À l’occasion du dossier dédié à la scène de la musique contemporaine à Athènes, le compositeur Filippos Raskovic évoque son parcours et sa pratique pianistique à l’internationale, ainsi que sa collaboration avec le sculpteur Dimitris Tampakis. Et surtout, il aborde la création collégiale du festival Krama : un festival transversal, qui relie l’improvisation libre, le classique contemporain et l’électro expérimentale, et dont la deuxième édition s’est tenue à l’espace KEIV en septembre 2021.
Tristan Bera : Comment êtes-vous devenu compositeur ?

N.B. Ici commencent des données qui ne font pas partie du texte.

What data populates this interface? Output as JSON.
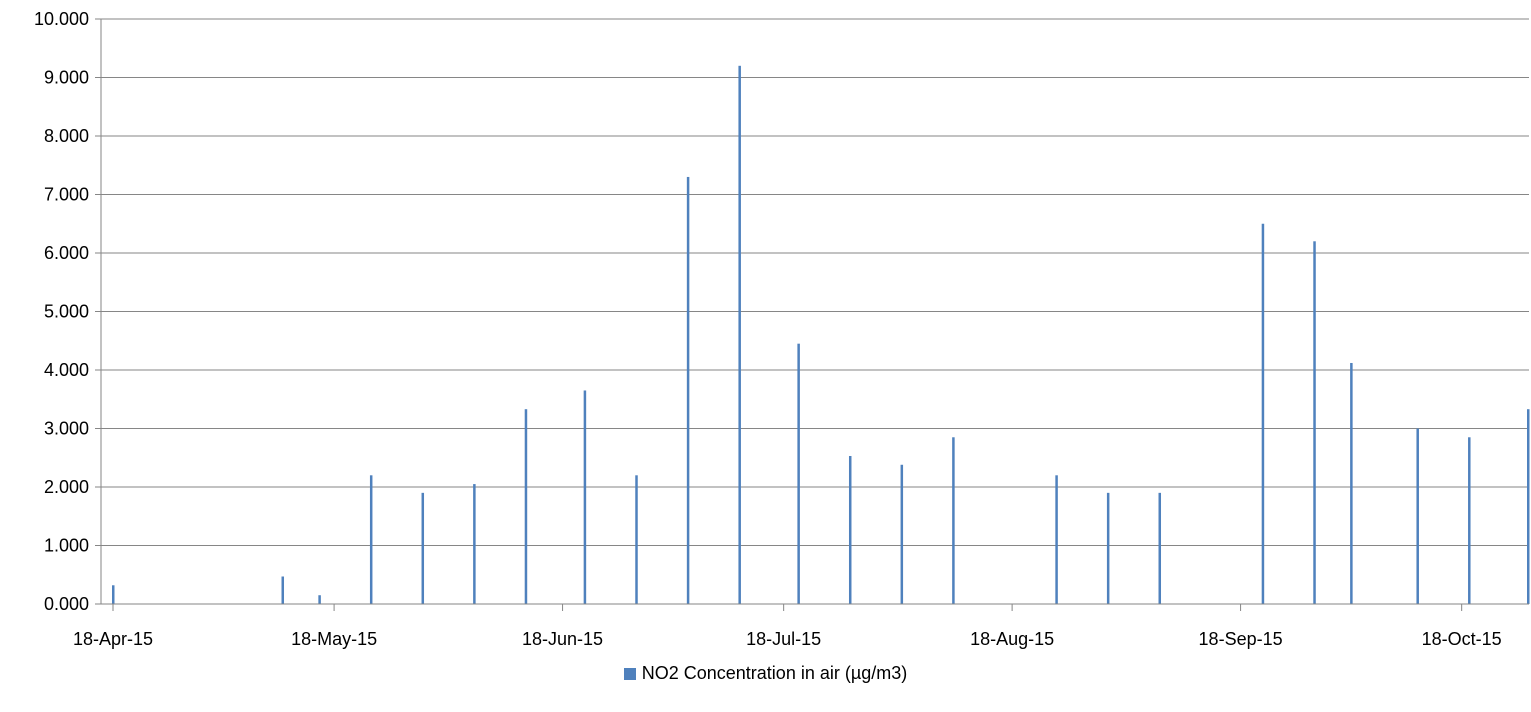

Filippos Raskovic : Je ne me souviens pas pourquoi je suis devenu compositeur. J’ai commencé par le piano et j’ai vraiment aimé faire ma propre musique, c’est parti comme ça. J’ai joué dans des groupes de post-métal, de punk hardcore, de post-rock et d’improvisation libre avant de découvrir ma passion pour la composition. Être dans des groupes a considérablement influencé ma façon de faire de la musique.
Comment compareriez-vous les enseignements à Athènes et à la Royal Academy de Londres ? Que cherchiez-vous à Londres ?

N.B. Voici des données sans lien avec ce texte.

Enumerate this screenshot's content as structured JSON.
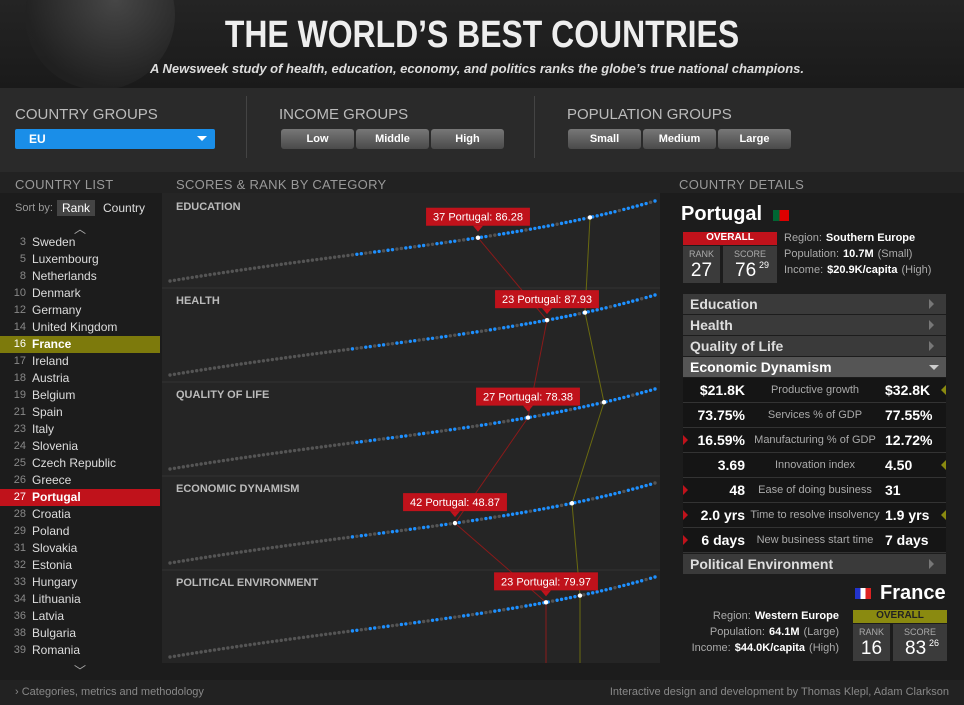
{
  "header": {
    "title": "THE WORLD’S BEST COUNTRIES",
    "subtitle": "A Newsweek study of health, education, economy, and politics ranks the globe’s true national champions."
  },
  "filters": {
    "country_groups": {
      "label": "COUNTRY GROUPS",
      "selected": "EU"
    },
    "income_groups": {
      "label": "INCOME GROUPS",
      "options": [
        "Low",
        "Middle",
        "High"
      ]
    },
    "population_groups": {
      "label": "POPULATION GROUPS",
      "options": [
        "Small",
        "Medium",
        "Large"
      ]
    }
  },
  "country_list": {
    "label": "COUNTRY LIST",
    "sort_label": "Sort by:",
    "sort_options": [
      "Rank",
      "Country"
    ],
    "items": [
      {
        "rank": 3,
        "name": "Sweden"
      },
      {
        "rank": 5,
        "name": "Luxembourg"
      },
      {
        "rank": 8,
        "name": "Netherlands"
      },
      {
        "rank": 10,
        "name": "Denmark"
      },
      {
        "rank": 12,
        "name": "Germany"
      },
      {
        "rank": 14,
        "name": "United Kingdom"
      },
      {
        "rank": 16,
        "name": "France"
      },
      {
        "rank": 17,
        "name": "Ireland"
      },
      {
        "rank": 18,
        "name": "Austria"
      },
      {
        "rank": 19,
        "name": "Belgium"
      },
      {
        "rank": 21,
        "name": "Spain"
      },
      {
        "rank": 23,
        "name": "Italy"
      },
      {
        "rank": 24,
        "name": "Slovenia"
      },
      {
        "rank": 25,
        "name": "Czech Republic"
      },
      {
        "rank": 26,
        "name": "Greece"
      },
      {
        "rank": 27,
        "name": "Portugal"
      },
      {
        "rank": 28,
        "name": "Croatia"
      },
      {
        "rank": 29,
        "name": "Poland"
      },
      {
        "rank": 31,
        "name": "Slovakia"
      },
      {
        "rank": 32,
        "name": "Estonia"
      },
      {
        "rank": 33,
        "name": "Hungary"
      },
      {
        "rank": 34,
        "name": "Lithuania"
      },
      {
        "rank": 36,
        "name": "Latvia"
      },
      {
        "rank": 38,
        "name": "Bulgaria"
      },
      {
        "rank": 39,
        "name": "Romania"
      }
    ]
  },
  "scores": {
    "label": "SCORES & RANK BY CATEGORY",
    "categories": [
      {
        "name": "EDUCATION",
        "callout": "37 Portugal: 86.28"
      },
      {
        "name": "HEALTH",
        "callout": "23 Portugal: 87.93"
      },
      {
        "name": "QUALITY OF LIFE",
        "callout": "27 Portugal: 78.38"
      },
      {
        "name": "ECONOMIC DYNAMISM",
        "callout": "42 Portugal: 48.87"
      },
      {
        "name": "POLITICAL ENVIRONMENT",
        "callout": "23 Portugal: 79.97"
      }
    ]
  },
  "details": {
    "label": "COUNTRY DETAILS",
    "primary": {
      "name": "Portugal",
      "overall": "OVERALL",
      "rank_label": "RANK",
      "rank": 27,
      "score_label": "SCORE",
      "score": 76,
      "score_decimal": 29,
      "region_label": "Region:",
      "region": "Southern Europe",
      "population_label": "Population:",
      "population": "10.7M",
      "population_group": "(Small)",
      "income_label": "Income:",
      "income": "$20.9K/capita",
      "income_group": "(High)"
    },
    "sections": [
      "Education",
      "Health",
      "Quality of Life",
      "Economic Dynamism",
      "Political Environment"
    ],
    "metrics": [
      {
        "left": "$21.8K",
        "label": "Productive growth",
        "right": "$32.8K"
      },
      {
        "left": "73.75%",
        "label": "Services % of GDP",
        "right": "77.55%"
      },
      {
        "left": "16.59%",
        "label": "Manufacturing % of GDP",
        "right": "12.72%"
      },
      {
        "left": "3.69",
        "label": "Innovation index",
        "right": "4.50"
      },
      {
        "left": "48",
        "label": "Ease of doing business",
        "right": "31"
      },
      {
        "left": "2.0 yrs",
        "label": "Time to resolve insolvency",
        "right": "1.9 yrs"
      },
      {
        "left": "6 days",
        "label": "New business start time",
        "right": "7 days"
      }
    ],
    "secondary": {
      "name": "France",
      "overall": "OVERALL",
      "rank_label": "RANK",
      "rank": 16,
      "score_label": "SCORE",
      "score": 83,
      "score_decimal": 26,
      "region_label": "Region:",
      "region": "Western Europe",
      "population_label": "Population:",
      "population": "64.1M",
      "population_group": "(Large)",
      "income_label": "Income:",
      "income": "$44.0K/capita",
      "income_group": "(High)"
    }
  },
  "footer": {
    "left": "› Categories, metrics and methodology",
    "right": "Interactive design and development by Thomas Klepl, Adam Clarkson"
  }
}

Je pense qu’il n’est pas juste ou logique de comparer l’enseignement par lieu géographique, ville ou pays. Je suis parti à Londres pour vivre dans une mégapole qui a accès à l’art, à la musique et aux cultures du monde entier, pouvoir assister à des événements culturels auxquels je n’aurais jamais pu assister ailleurs, mais aussi pour créer des amitiés, rencontrer des personnalités venues de différents pays et me frotter au rythme très intense de la ville. Bien sûr, à la Royal Academy, j’ai eu la chance de faire la rencontre d’incroyables collègues musiciens, pour qui je pouvais écrire ou avec qui jouer ; j’ai pu suivre des master classes et des séminaires de grands compositeurs et j’ai disposé de toutes les ressources de l’Academy. C’est surtout ma rencontre avec le professeur Rubens Askenar, qui est devenu un ami, qui a complètement changé mon approche de la musique en général. Cependant, à Athènes, j’ai rencontré et joué avec des musiciens formidables et j’ai également eu des professeurs extraordinaires, tels que Fergus Currie et Christine Tokatlian. J’ai eu l’occasion de jouer dans de nombreux groupes et lieux, et, ce contact que j’ai eu avec la scène à Athènes est quelque chose d’unique. Ici, vous décidez de jouer le lundi et vous êtes sur scène le samedi.

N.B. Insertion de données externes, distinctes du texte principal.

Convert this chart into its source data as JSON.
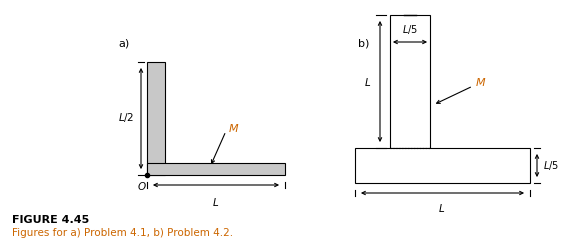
{
  "fig_width": 5.73,
  "fig_height": 2.44,
  "dpi": 100,
  "background": "#ffffff",
  "shape_color": "#c8c8c8",
  "shape_edge": "#000000",
  "text_color_label": "#000000",
  "text_color_M": "#cc6600",
  "figure_title": "FIGURE 4.45",
  "figure_caption": "Figures for a) Problem 4.1, b) Problem 4.2.",
  "label_a": "a)",
  "label_b": "b)"
}
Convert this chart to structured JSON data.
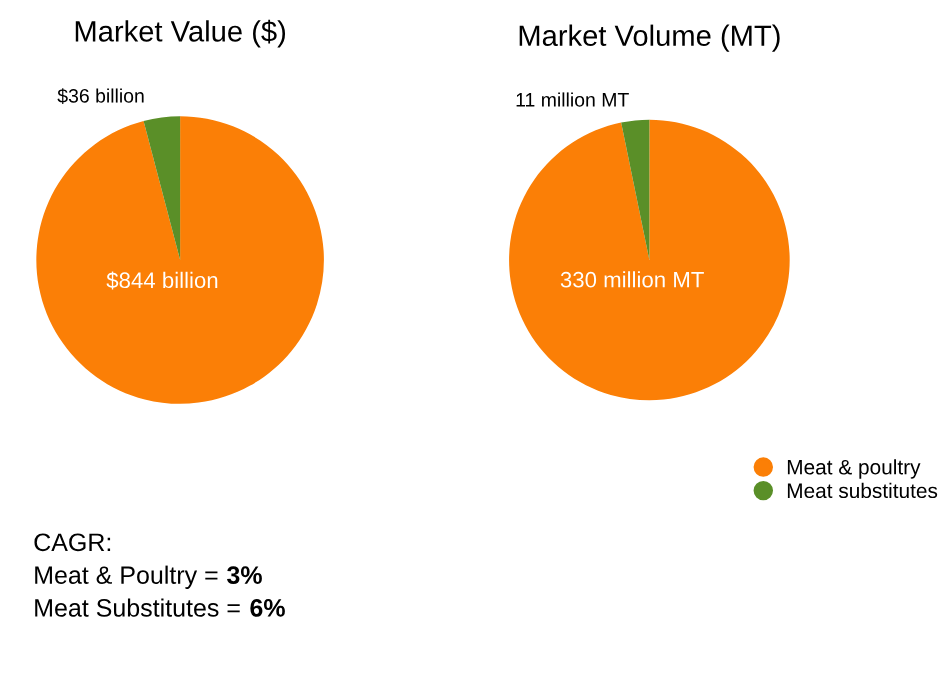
{
  "chart_data": [
    {
      "type": "pie",
      "title": "Market Value ($)",
      "categories": [
        null,
        null
      ],
      "values": [
        844,
        36
      ],
      "colors": [
        "#fb7f06",
        "#5a8f28"
      ],
      "value_labels": [
        "$844 billion",
        "$36 billion"
      ]
    },
    {
      "type": "pie",
      "title": "Market Volume (MT)",
      "categories": [
        "Meat & poultry",
        "Meat substitutes"
      ],
      "values": [
        330,
        11
      ],
      "colors": [
        "#fb7f06",
        "#5a8f28"
      ],
      "value_labels": [
        "330 million MT",
        "11 million MT"
      ],
      "legend": "bottom right"
    },
    {
      "type": "other",
      "annotations": [
        "CAGR:",
        "Meat & Poultry = 3%",
        "Meat Substitutes = 6%"
      ]
    }
  ]
}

Quelles sont vos influences majeures en termes de genres, de compositeurs ou de types de performances ?
J’ai du mal à répondre à cette question car je trouve que mes influences changent constamment. Je me souviens d’avoir été touché au plus profond la première fois que j’ai entendu la musique de Gérard Grisey. De même, avec celle de Salvatore Sciarrino et de Carola Bauckholt. J’admire Tim Hecker, et, en ce moment, j’écoute beaucoup les musiques de Christian Wallumrød et Yiannis Kyriakides. Enfin, j’adore les improvisations au piano de Craig Tabborn.
Comment décririez-vous la situation de la scène athénienne à la fois dans la musique classique contemporaine et la musique expérimentale ? Avez-vous des souvenirs de concerts mémorables, par exemple, qui vous ont marqué ? Comment cette scène a-t-elle évolué depuis que vous vous êtes intéressé à ces musiques, en termes de lieux, de concerts ou de public ?
La scène musicale d’Athènes, et de la Grèce dans son ensemble, est unique et très puissante. Cela va du punk et du métal à la musique électronique et contemporaine en passant, bien sûr, par la grande variété de la musique traditionnelle grecque. Tous ces genres sont disponibles sur de nombreuses plateformes et dans une multitude de lieux et d’espaces. Concernant la musique expérimentale, ce qui est incroyable c’est qu’en un soir à Athènes on peut assister à trois ou quatre types de concerts différents dans des lieux comme Chimères, Underflow (lieu et label) ou le Théâtre Embros.
La scène de la musique classique contemporaine est en expansion, car la plupart des musiciens classiques (du moins de ma génération) ont étudié à l’étranger et reviennent maintenant et créent des ensembles. Cependant, d’après mon expérience, la scène classique contemporaine est encore restreinte et financée seulement par des institutions. Elle n’a pas la même ampleur que dans d’autres villes européennes, car elle n’a pas encore trouvé sa place dans des espaces plus indépendants et accessibles. J’ai l’impression tout de même que d’année en année, cela va de mieux en mieux.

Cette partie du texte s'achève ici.